Experimental results show Pixel-SAIL's effectiveness. Even the smaller 0.5B Pixel-SAIL model outperforms larger 7B MLLMs with experts (like LISA-7B) on standard referring segmentation benchmarks (RefCOCO/+/g) and visual prompt understanding (region caption METEOR on RefCOCOg). The 3B Pixel-SAIL model achieves state-of-the-art results, surpassing even larger models like Sa2VA-4B, GLaMM-7B, and OMG-LLaVA-7B on these tasks and on the challenging PerBench, demonstrating stronger detailed captioning, MCQ accuracy, and V-T RES capability. Ablation studies confirm the critical contribution of each proposed component and the importance of data scaling. Visualizations show that Pixel-SAIL learns denser, more discriminative visual features compared to the base encoder-free models.

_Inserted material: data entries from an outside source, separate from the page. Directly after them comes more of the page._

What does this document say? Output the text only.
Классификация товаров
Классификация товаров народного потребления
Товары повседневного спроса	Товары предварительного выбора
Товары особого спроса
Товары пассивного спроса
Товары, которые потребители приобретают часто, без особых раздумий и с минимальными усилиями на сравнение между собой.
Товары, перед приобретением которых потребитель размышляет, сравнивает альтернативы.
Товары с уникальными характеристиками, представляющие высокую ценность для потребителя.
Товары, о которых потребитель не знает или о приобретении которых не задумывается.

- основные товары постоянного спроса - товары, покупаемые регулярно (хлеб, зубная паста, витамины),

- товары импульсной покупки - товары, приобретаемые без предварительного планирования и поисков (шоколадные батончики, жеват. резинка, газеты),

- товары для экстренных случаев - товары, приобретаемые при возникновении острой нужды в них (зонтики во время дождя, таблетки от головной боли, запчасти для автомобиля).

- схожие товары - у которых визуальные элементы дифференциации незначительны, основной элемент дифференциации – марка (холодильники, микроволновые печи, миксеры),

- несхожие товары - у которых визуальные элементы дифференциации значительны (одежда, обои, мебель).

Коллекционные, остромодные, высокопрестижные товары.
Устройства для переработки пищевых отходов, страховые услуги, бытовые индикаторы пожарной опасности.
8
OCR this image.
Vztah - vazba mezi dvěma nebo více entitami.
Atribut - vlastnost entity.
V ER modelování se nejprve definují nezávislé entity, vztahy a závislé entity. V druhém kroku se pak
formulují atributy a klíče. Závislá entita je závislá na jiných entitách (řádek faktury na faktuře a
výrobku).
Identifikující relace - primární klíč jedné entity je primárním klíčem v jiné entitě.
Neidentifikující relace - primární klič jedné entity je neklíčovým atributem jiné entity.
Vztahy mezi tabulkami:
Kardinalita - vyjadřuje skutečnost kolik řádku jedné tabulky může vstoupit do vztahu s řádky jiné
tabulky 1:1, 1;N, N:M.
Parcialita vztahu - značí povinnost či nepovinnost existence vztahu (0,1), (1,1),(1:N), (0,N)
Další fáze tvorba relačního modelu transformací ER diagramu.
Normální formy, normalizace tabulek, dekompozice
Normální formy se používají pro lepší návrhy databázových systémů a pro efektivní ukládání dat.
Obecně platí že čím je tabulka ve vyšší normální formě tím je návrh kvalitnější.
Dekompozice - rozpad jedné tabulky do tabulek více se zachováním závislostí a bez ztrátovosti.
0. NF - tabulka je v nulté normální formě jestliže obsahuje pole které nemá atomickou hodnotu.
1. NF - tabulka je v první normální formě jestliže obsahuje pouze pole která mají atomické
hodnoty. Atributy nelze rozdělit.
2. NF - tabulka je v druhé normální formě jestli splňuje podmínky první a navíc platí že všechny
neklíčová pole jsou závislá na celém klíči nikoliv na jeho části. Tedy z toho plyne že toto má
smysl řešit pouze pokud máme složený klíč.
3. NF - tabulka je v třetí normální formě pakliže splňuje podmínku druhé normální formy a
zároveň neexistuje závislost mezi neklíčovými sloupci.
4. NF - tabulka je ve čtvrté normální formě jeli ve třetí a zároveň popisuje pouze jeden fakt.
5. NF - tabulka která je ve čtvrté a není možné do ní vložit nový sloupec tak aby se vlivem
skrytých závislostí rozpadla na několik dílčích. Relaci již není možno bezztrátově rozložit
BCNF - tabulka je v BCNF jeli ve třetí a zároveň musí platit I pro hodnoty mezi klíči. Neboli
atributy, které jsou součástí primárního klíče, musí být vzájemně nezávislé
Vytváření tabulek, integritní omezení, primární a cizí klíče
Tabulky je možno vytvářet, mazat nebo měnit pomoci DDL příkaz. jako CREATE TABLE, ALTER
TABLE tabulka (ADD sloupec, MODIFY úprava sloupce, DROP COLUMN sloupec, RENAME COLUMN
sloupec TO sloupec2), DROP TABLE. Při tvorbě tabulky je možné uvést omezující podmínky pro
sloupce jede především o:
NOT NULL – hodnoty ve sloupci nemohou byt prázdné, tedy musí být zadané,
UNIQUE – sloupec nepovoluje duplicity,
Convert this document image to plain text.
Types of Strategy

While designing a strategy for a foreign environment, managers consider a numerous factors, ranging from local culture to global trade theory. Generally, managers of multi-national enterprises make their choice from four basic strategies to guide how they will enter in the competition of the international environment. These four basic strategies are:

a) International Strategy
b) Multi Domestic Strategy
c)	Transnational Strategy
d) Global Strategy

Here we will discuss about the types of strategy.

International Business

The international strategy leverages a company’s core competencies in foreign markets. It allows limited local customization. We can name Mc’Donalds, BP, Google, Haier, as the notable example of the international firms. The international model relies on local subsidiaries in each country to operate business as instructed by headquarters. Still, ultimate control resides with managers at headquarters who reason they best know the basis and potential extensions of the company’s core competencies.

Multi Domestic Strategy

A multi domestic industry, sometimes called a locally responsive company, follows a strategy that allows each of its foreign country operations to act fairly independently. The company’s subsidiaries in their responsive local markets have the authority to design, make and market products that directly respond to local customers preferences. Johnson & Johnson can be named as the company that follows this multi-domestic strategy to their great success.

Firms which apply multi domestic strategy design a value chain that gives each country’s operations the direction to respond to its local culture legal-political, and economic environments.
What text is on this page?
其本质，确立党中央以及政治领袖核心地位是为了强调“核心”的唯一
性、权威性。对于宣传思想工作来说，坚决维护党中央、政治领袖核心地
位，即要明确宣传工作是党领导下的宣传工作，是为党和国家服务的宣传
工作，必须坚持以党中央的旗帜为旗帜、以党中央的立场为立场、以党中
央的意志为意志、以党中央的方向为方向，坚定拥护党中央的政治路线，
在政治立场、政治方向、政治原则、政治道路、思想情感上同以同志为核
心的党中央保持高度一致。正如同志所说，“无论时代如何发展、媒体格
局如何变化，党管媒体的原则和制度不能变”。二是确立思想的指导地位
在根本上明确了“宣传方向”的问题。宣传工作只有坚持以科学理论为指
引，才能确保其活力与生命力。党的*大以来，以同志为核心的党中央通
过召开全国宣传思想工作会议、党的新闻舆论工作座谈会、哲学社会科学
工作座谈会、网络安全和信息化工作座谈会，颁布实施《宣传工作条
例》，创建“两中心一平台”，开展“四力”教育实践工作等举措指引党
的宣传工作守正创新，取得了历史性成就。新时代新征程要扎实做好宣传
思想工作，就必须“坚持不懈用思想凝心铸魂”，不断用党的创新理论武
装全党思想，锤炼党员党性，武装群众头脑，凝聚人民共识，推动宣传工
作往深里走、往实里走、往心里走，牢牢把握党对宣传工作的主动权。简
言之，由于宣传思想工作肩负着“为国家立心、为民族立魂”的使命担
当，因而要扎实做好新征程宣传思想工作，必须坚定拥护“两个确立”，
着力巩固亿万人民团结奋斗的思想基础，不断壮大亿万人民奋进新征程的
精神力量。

The paper highlights that Pixel-SAIL's main limitation is the scale of the current training data (less than 2M samples), suggesting that performance could be further improved by training on larger datasets, potentially billion-level masks and visual prompts, similar to those used for training large vision models or segmentors. The simple single-transformer architecture provides a promising direction for building efficient and capable pixel-grounded MLLMs for real-world applications requiring fine-grained visual understanding and interaction.